戦後、日本政府は狭い国土に過大な人口を抱えていると考え、海外移住をいわば国策として推進し、中南米諸国は主要な移住先となった。年間移住者数は再開後4年目の1955年には1万人を超え、その後も増加した。日本政府は、移住を「余剰労働力の送り出し」としてだけではなく、「経済協力」の一環として位置づけようとしたことが各国との移住協定からうかがえる。

1959年岸信介首相は欧州・中南米を歴訪する。日本の首相の中南米訪問は史上初めてで、ブラジル、アルゼンチン、チリ、ペルー、メキシコを訪問した。訪問の狙いは、日本の対外経済関係をアジア中心のそれから中南米にも拡大していくこと、日本人移住者の受け入れを継続、拡大することにあった。

経済関係の拡大との官民の経済協力

1960~70年代、日本の高度経済成長期に、日本企業の中南米進出(投資)が活発化する。例えば、トヨタ自動車は世界最初の海外生産拠点をブラジルに、日産自動車はメキシコに設立した。

また、この時期、日本は、政府・政府関係機関及び民間企業が協力して支援する、様々な大型の「ナショナル・プロジェクト」をブラジルにおいて実施し、経済発展に大きく貢献した。特に、セラード開発事業では20年以上にわたり、日本が技術、資金、人材面で協力し、不毛の大地と言われた「セラード」を世界有数の農業生産地域に変え、ブラジルを世界の農業大国に押し上げた。

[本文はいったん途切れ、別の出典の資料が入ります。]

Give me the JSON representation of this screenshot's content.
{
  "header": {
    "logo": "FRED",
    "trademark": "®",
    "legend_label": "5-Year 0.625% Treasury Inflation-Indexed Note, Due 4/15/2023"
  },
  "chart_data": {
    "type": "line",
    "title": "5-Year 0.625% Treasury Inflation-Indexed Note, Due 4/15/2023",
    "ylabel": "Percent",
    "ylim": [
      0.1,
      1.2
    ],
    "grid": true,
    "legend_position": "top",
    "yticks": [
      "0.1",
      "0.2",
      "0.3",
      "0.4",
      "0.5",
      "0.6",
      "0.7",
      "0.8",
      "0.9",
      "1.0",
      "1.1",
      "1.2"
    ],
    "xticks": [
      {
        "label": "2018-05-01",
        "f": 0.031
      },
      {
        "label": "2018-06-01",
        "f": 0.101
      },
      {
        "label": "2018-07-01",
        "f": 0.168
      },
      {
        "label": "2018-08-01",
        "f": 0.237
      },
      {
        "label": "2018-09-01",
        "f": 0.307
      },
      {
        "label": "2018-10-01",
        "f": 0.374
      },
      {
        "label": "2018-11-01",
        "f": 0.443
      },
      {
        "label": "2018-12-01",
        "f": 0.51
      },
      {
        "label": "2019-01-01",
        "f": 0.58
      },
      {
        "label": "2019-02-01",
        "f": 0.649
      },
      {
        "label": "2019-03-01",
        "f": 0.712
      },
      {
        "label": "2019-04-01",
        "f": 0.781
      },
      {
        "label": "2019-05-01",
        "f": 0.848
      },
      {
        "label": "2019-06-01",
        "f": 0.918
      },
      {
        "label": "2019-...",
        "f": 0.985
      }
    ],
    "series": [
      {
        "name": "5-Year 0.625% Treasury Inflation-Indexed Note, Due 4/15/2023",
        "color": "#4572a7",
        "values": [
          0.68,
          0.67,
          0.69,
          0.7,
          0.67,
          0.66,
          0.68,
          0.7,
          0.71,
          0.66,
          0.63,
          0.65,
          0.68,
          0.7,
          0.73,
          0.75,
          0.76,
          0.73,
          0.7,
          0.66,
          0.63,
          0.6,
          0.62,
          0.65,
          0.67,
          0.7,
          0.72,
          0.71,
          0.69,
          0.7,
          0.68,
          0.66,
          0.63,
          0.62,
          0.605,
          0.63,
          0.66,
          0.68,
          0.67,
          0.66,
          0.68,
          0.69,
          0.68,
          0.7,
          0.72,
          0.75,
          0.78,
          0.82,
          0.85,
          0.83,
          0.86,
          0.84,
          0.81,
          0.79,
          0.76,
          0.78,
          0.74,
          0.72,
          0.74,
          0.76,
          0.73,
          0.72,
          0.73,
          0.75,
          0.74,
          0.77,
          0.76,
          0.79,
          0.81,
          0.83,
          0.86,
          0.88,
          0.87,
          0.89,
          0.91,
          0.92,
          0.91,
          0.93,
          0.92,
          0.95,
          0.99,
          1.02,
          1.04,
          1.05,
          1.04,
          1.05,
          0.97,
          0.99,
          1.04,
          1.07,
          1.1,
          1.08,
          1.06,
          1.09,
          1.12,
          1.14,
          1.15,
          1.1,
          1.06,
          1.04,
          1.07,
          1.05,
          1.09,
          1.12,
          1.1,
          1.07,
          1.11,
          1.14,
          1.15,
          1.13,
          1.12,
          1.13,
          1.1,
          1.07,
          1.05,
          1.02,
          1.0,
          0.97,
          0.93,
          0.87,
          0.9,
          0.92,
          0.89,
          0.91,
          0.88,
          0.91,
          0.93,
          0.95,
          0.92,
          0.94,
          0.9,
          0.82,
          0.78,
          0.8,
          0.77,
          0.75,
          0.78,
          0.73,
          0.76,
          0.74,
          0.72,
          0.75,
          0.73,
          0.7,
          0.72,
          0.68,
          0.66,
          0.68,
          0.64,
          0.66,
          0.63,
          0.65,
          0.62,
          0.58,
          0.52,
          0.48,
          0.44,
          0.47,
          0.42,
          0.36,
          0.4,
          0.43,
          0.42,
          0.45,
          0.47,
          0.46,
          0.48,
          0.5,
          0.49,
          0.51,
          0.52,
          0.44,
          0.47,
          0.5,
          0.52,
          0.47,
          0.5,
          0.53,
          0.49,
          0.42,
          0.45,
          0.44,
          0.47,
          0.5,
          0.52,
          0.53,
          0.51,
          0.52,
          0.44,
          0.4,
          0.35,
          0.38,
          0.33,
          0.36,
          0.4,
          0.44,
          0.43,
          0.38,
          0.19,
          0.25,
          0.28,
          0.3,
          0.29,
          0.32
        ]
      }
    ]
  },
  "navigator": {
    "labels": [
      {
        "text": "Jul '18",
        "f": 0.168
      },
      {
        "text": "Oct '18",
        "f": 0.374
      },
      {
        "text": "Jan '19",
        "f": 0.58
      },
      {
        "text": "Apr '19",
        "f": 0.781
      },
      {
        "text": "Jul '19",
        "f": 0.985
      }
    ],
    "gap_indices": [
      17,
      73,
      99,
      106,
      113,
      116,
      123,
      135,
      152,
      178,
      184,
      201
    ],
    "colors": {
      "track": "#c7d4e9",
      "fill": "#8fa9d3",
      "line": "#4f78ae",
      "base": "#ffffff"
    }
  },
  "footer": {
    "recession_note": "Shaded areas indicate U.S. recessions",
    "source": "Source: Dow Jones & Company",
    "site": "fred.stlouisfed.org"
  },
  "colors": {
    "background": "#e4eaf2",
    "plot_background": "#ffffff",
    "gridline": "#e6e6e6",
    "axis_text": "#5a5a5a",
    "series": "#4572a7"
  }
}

民間企業の活発な活動を背景に、当時の日本の対中南米外交の主要なアジェンダは、経済関係を中心にした友好協力関係の維持促進だったと言えよう。

一方、日本の高度成長下で過剰労働力問題が解消して、60年代から移住者数は漸減傾向をたどる。これに伴い、移民送り出しから、現地移住者・日系人の定着支援へと移住政策の重点が移っていった。

失われた10年と日本

1980年代は中南米にとって「失われた10年」と呼ばれる危機の時代であった。メキシコの対外債務危機は域内各国に波及し、多くの国々はマイナス成長、ハイパーインフレなど困難な経済状態に陥った。1982年にはマルビーナス/フォークランド戦争が起こる。日本の銀行や企業は中南米で多くの損失を出し、新規投資は減少し、日本の経済界は中南米に対する関心を失っていった。この時期の体験は、日本企業に中南米ビジネスへのネガティブな印象を植え付けることになり、その後遺症は長らく続いた。

一方で、80年代を通じて、中南米の多くの国で軍事政権からの民政移管が実現し、また中米地域では長年の紛争が終わりつつあった。

この時期、対中南米外交の主要課題は、累積債務問題への対応であった。日本は、米国に協調する形で債務削減や新規融資など中南米諸国への支援を行った。日本の資金供給は「黒字減らし」を目的とした資金還流措置として実施され、中南米に着目した取り組みというより、危機対応の政策だった。